The Vinga was a 430nt steel cargo steamship, built by Lindholmens Verkstads A/B of Gothenburg, Sweden (Yard No 374) and launched in 1900 for Angfartygs A/B Commerce of Gothenburg. Her dimensions were 191.0? x 30.6? x 12.3?. The Vinga was powered by a triple expansion steam engine of 93 hp. She had a number of name and ownership changes throughout her life, becoming the Erica in 1917, the Sundmar in 1923, the Latava in 1933 and finally in 1937 – Tobago under Latvian ownership.
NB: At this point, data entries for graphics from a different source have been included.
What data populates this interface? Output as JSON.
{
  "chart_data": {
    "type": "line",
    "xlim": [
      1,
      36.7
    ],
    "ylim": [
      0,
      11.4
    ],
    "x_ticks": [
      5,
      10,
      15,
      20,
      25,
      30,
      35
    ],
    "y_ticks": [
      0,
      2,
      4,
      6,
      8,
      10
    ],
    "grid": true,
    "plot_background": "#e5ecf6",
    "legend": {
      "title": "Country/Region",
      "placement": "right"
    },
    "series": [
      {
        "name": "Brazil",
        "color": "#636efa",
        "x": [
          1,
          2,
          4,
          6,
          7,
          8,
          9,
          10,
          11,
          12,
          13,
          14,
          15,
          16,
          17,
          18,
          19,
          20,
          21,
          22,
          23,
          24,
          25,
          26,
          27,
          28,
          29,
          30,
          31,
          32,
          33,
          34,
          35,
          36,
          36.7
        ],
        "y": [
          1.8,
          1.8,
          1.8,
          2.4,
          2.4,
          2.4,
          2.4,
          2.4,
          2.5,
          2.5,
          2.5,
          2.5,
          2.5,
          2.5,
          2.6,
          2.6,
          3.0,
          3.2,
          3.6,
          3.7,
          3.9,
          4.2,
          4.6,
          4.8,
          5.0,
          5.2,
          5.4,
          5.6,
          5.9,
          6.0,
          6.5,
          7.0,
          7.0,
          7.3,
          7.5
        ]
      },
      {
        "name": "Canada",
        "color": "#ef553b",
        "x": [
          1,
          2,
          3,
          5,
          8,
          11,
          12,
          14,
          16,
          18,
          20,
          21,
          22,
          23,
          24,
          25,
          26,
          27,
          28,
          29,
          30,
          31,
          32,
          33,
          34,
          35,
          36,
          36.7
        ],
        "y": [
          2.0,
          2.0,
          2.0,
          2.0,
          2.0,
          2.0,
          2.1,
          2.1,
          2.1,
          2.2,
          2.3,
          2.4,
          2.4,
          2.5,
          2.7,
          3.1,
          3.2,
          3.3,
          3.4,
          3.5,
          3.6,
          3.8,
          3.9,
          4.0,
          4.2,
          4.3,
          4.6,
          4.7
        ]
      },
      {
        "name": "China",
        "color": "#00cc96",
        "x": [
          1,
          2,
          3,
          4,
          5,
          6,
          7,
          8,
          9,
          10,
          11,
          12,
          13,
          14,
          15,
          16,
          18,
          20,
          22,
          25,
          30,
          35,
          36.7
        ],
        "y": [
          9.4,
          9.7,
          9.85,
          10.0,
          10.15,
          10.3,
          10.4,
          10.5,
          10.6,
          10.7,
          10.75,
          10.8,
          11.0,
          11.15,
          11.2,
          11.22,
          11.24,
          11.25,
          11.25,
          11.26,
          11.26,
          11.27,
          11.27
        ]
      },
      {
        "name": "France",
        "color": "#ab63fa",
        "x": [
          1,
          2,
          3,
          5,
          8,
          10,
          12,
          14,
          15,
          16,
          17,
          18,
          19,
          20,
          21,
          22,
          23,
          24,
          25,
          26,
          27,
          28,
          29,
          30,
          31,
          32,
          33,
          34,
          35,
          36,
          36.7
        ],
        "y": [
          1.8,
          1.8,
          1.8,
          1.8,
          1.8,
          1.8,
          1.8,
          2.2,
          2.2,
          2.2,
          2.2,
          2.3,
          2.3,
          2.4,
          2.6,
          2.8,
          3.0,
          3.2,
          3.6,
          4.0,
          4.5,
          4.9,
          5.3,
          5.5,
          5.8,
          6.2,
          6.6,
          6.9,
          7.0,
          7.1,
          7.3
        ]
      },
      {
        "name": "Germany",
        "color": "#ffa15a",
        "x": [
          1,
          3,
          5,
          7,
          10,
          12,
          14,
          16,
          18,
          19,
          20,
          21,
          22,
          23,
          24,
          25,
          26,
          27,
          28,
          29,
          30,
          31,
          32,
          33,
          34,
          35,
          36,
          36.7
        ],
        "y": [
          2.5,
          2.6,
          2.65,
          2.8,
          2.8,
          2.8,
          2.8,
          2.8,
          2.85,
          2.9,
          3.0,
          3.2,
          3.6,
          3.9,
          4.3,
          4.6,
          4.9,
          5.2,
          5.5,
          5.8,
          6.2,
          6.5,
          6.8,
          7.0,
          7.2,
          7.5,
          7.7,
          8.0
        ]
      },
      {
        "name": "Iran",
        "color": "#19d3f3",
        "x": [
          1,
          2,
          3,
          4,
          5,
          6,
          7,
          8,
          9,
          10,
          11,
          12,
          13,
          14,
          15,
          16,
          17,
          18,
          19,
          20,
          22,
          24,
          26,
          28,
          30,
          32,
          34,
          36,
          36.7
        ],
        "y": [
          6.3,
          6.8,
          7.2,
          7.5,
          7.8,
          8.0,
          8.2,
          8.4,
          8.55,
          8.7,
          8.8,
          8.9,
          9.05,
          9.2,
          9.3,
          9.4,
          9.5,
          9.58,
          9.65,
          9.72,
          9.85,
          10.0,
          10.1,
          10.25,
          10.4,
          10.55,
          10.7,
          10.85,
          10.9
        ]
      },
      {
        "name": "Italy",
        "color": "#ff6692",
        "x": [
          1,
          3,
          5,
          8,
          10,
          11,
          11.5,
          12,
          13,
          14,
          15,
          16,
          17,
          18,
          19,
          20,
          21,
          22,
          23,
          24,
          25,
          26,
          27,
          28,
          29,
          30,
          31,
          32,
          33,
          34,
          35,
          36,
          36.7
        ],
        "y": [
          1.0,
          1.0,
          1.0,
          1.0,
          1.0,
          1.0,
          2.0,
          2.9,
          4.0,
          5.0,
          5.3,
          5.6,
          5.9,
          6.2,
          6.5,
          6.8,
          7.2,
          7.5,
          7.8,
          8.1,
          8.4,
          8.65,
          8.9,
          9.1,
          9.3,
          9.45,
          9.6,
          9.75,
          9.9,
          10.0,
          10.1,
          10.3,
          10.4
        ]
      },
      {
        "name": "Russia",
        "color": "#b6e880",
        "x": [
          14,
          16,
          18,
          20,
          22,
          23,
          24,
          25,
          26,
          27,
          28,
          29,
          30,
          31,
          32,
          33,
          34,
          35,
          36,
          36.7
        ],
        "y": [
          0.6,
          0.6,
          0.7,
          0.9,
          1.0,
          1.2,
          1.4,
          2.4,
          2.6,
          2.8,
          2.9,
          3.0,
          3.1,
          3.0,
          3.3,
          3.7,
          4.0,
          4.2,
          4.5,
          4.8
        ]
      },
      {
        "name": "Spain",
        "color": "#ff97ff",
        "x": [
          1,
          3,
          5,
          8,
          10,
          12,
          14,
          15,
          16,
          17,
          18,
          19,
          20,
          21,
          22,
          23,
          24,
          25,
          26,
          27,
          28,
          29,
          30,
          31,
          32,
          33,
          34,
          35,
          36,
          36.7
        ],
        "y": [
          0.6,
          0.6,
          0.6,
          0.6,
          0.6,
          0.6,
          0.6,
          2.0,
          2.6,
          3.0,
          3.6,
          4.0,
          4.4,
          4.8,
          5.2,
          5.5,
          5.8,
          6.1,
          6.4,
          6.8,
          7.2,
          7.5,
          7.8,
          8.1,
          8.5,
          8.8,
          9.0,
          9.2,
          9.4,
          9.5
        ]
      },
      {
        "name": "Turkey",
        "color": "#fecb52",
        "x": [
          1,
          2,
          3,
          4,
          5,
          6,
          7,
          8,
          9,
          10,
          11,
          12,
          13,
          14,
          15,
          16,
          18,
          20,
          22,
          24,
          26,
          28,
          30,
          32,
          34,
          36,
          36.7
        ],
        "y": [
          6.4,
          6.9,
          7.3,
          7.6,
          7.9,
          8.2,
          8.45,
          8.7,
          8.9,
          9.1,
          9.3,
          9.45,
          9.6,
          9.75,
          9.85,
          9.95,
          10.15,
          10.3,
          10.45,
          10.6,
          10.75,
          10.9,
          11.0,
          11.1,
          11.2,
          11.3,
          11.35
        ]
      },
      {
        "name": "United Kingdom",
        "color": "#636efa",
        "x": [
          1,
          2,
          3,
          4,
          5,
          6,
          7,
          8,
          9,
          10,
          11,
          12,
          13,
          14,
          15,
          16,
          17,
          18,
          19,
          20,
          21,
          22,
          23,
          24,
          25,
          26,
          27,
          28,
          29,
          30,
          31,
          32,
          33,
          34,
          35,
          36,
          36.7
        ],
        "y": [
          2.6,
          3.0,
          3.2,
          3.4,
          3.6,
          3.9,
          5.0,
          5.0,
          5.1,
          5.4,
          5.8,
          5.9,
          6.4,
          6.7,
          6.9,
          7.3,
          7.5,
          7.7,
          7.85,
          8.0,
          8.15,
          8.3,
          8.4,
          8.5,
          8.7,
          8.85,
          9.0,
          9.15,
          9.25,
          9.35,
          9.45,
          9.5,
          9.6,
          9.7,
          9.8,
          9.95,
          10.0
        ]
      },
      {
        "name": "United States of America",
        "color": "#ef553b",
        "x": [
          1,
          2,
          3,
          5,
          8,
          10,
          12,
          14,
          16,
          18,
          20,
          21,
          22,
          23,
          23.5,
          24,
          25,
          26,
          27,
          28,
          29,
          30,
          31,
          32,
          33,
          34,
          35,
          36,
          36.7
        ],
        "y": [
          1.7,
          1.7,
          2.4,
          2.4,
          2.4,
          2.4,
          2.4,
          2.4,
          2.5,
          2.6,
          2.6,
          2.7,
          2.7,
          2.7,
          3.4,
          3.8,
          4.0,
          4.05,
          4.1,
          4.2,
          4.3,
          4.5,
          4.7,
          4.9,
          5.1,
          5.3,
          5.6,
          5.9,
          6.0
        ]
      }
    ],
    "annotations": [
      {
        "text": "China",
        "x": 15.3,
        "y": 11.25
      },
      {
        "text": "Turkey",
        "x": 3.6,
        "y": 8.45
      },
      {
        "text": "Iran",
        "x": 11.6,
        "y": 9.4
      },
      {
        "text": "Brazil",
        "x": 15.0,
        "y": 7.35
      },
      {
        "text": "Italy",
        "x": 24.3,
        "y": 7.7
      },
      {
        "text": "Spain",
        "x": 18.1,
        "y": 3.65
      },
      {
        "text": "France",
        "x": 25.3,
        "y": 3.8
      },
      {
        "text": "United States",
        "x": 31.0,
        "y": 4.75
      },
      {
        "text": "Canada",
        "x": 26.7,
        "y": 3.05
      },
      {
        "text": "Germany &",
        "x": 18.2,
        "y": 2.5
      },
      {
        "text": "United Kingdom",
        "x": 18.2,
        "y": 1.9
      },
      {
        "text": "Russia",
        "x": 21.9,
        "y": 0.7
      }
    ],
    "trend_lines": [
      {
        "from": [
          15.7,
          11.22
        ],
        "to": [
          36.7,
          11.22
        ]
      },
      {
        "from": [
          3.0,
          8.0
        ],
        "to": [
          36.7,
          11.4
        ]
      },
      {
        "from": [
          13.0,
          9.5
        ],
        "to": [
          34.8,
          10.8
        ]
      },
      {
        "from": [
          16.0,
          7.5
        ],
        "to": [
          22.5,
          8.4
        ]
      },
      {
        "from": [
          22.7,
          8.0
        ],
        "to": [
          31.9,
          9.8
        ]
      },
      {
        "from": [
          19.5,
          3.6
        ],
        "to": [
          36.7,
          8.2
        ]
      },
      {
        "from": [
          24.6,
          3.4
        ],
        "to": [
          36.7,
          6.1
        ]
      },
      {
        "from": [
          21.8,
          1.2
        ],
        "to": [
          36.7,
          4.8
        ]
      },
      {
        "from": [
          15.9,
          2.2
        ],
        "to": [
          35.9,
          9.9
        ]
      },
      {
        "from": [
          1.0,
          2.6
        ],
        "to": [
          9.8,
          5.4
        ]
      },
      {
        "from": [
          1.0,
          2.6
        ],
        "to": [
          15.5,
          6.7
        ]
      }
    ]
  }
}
Due to wartime reporting restrictions information about the loss of the Tobago is vague with conflicting reports of where she went ashore. On the 30 July 1940 the Tobago was in Reykjavik awaiting repairs to her stern following a collision with a HM trawler. The repairs were completed on 2 August and she sailed for Ardrossan with a cargo of dried fish on 8 August.
The next information received by Lloyd’s was on 13 August from the British steamship Highwood which reported the Tobago ashore in position 55° 44’N 06° 30’W. The Highwood remained with the Tobago and requested a salvage tug be sent from Campbeltown. The same day Lloyd’s agent in Port Ellen sent a telegram stating “Latvian steamer Tobago is ashore off Rhinns of Islay, vessel is awash, no prospect of refloating and feared total wreck, all crew safe”.
The following day a message attributed from Hoylake states “Tobago with cargo of dried fish lies sunk at foot of cliff 500 feet high, one mile south of Lossit Bay on uneven rocks, foredeck submerged six feet at high water, very exposed position, seas pounding superstructure and vessel has suffered serious damage – our officer making further examination at low water but salvage considered hopeless”. The last message notes that the salvage tug was being recalled to Campbeltown.
It is likely that the Tobago broke up where she lay south of Lossit Bay and probably saw some salvaged after WWII. This is the most exposed section of coastline around Islay with strong tidal movement and exposed to the full force of Atlantic storms. It is thought that any remains of the Tobago will lie south of Lossit, in approximate position 55° 42.373’N 06° 30.120’W. During our searches around Islay we were unable to find any trace of this vessel, although we did manage to locate the remains of the Agios Minas close by.